Né à Saint-Hilaire, Paul-Émile Borduas fût une influence marquante sur le développement artistique du Québec. Il étudia d’abord avec Ozias Leduc, qui le prit comme apprenti dans plusieurs de ses projets de décoration d’églises à Sherbrooke, Halifax et Montréal. Il étudia ensuite à l’École des beaux-arts de Montréal, de 1923 à 1927 et, ensuite aux ateliers d’art sacré, à Paris, de 1928 à 1930. De retour à Montréal, en pleine crise économique, il a dû enseigner pour gagner sa vie.
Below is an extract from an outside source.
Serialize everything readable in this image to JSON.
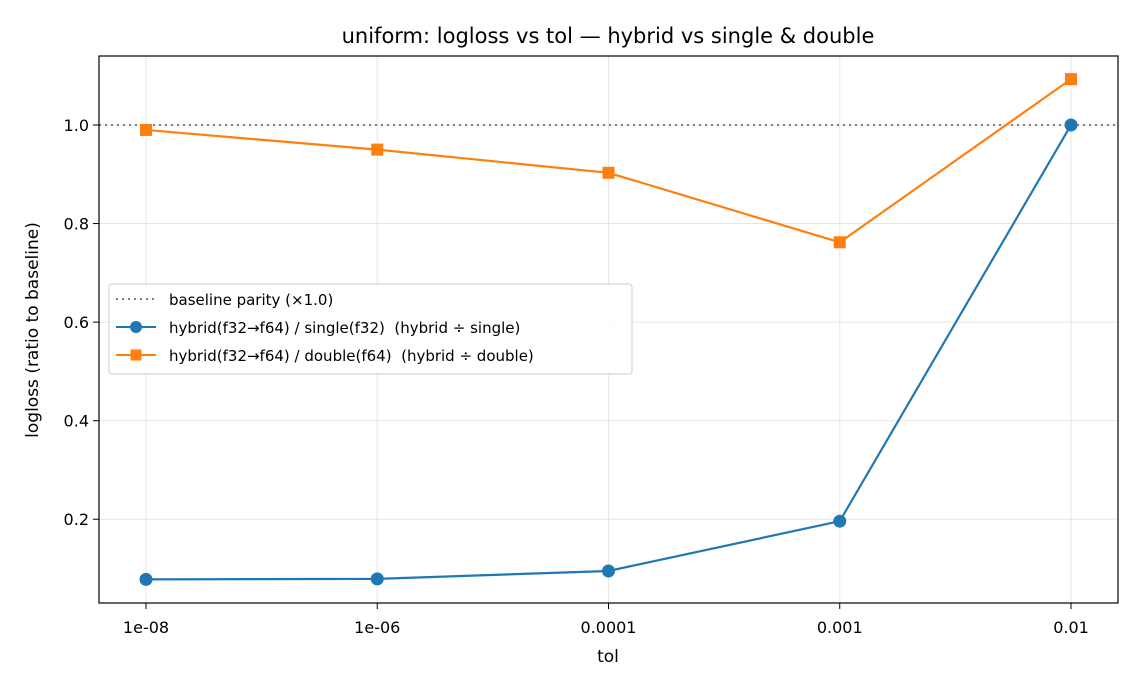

En 1937, il obtient un poste à l’École du meuble et développa parallèlement l’art «automatiste» en s’inspirant des conseils que Léonard de Vinci avait donné à ses élèves. En 1942, il exposa 45 œuvres surréalistes au théâtre de l’Hermitage, à Montréal. Parmi celles-ci, on comptait quelques tableaux «automatistes». Son oeuvre influença plusieurs jeunes artistes, et il est devenu le chef de file du mouvement du même nom. En 1948, il publie avec la collaboration d’autres artistes, le manifeste du Refus global dans lequel il dénonce la pensée conservatrice, la religion catholique et le nationalisme de droite du gouvernement de Maurice Duplessis. Ce geste a occasionné la perte de son emploi à l’École du meuble, et il a dû vendre sa maison de Saint-Hilaire et s’exiler à New York, où la recherche artistique pouvait se faire plus librement. En 1955, espérant être mieux reconnu en France, Borduas part pour Paris, mais malheureusement, il n’y rencontre pas le succès espéré. Il est mort à Paris le 21 février 1960 d’une crise cardiaque, laissant derrière lui une œuvre considérable. Son influence sur le développement de l’art au Québec est indéniable.